Hans-Joachim Reck: Große Herausforderungen allerdings bestehen bereits in vielen ländlichen Regionen.
Sie sprechen von Systemverantwortung. Wie aber ist diese künftig zwischen den Stadtwerken und den Netzbetreibern aufzuteilen und zu regeln?
Hans-Joachim Reck: Ja, es geht um Systemverantwortung. Dass die erneuerbare Energien diese selbst jederzeit gewährleisten können, ist derzeit noch eine Vision. Hier geht es um die Wahrnehmung, was Windenergie selbst tragen können wird und was wir als Stadtwerke residual zur Verfügung stellen müssen, und zwar durch geeignete technische Möglichkeiten wie zum Beispiel RONTs.

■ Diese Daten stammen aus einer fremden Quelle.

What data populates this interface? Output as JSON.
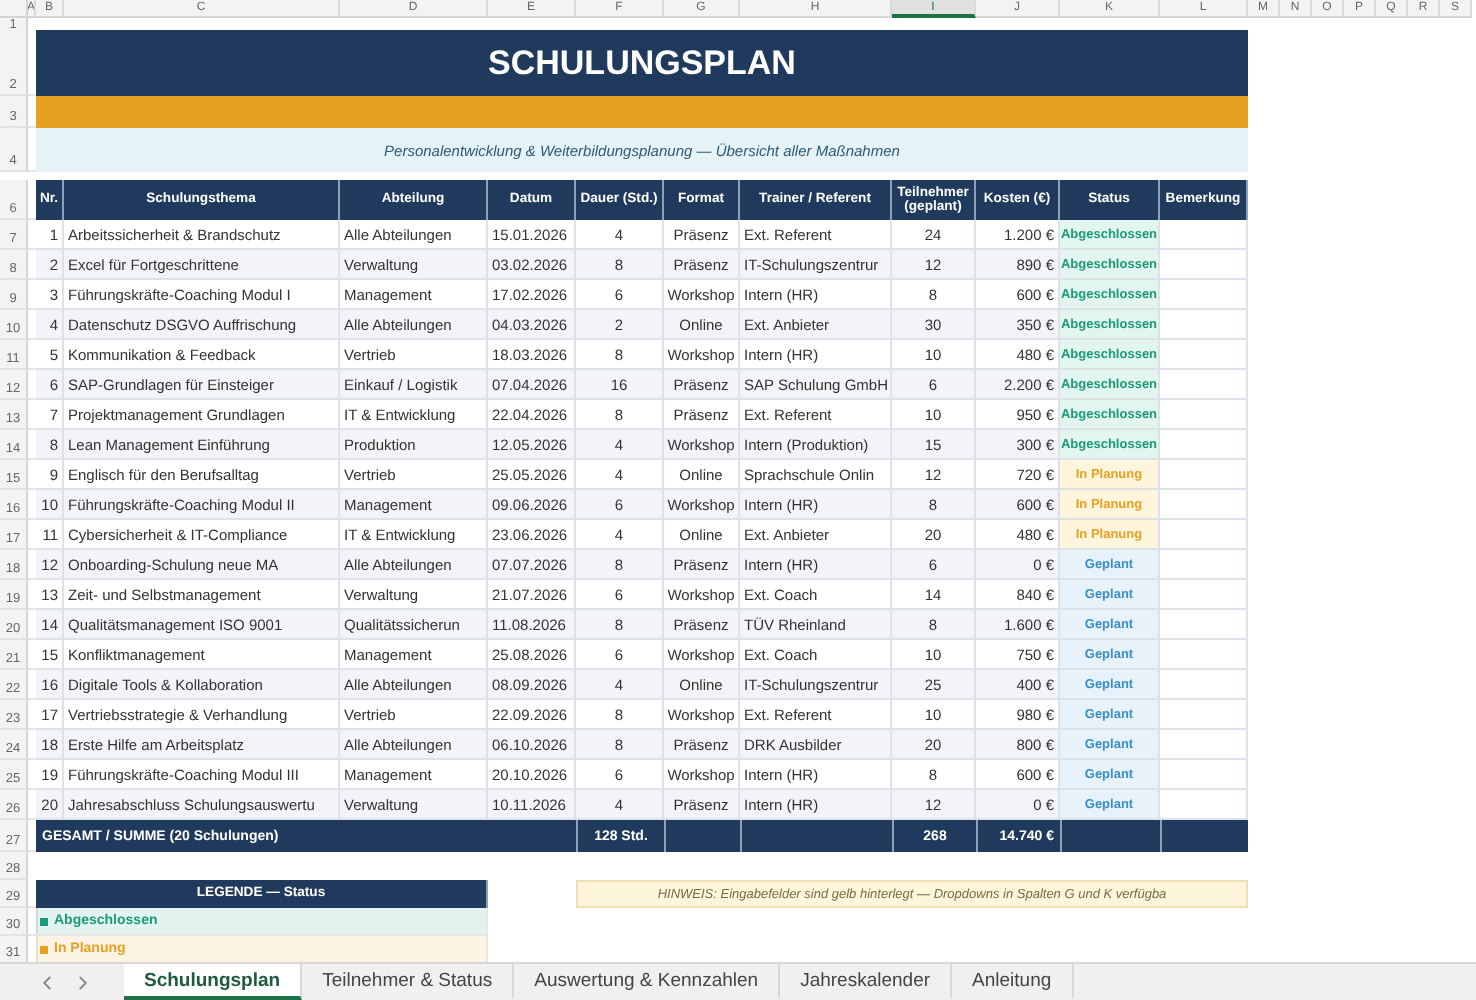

– EINFLUSS AUF AUSSCHREIBUNGSMODELL GEWINNEN –
Sie meinen die zunehmend installierten Regelbaren Ortsnetztransformatoren, abgekürzt Ronts. Residual heißt, die Stadtwerke müssen die Unterdeckung zwischen Verbrauch und der Einspeisung volatiler Strommengen der erneuerbaren Energien ausgleichen. Und mit den Ronts können Sie noch mehr Grünstromeinspeisung im Ortsnetz zulassen als bisher. Müssen Sie aufgrund ihrer Systemverantwortung auch Einfluss auf die ab 2017 geplanten Ausschreibungen von Erneuerbar-Energien-Projekten haben?
Hans-Joachim Reck: Die Kommunen gehen davon aus, dass wir als Wirtschaftsverband uns an der Entwicklung des Ausschreibungsmodells so beteiligen, dass kleinere Stadtwerke und Bürgerenergiegemeinschaften sich an ihnen beteiligen können. Es geht um Ausschreibungsgemeinschaften, für die wir den Kommunen als Vermittler oder als Dienstleister zur Verfügung stehen. Oder ob wir für die Kommunen oder Bürgerenergiegenossenschaften bereitstehen, um dann ein Pooling zu machen. Und zwar nicht nur ein Pooling für eine gemeinsame Teilnahme an der Ausschreibung, sondern auch ein Pooling für die Direktvermarktung des erzeugten Erneuerbare-Energien-Stroms.
Wie aber soll die Ausschreibung mit so einem Einfluss der Stadtwerke aussehen?
Hans-Joachim Reck: Ich könnte mir vorstellen, dass Ausschreibungen auch in unterteilten Regionen – wie zum Beispiel mehreren Bundesländern – durchgeführt werden. Durch die Zusammenarbeit von Bund und Ländern ließe beispielsweise klären, dass in Süddeutschland ein besonderer Nachholbedarf herrscht und man mit den Kommunen zusätzlich bestimmte Vorgehensweisen bei den Raumordnungs- und Bebauungsplanungen verabredet. Ausschreibungslose sollten außerdem in solchen Größen zugeschnitten sein, dass sich sowohl Kommunen, Bürgerenergiegenossenschaften oder auch Stadtwerke ohne großen administrativen Aufwand daran beteiligen können.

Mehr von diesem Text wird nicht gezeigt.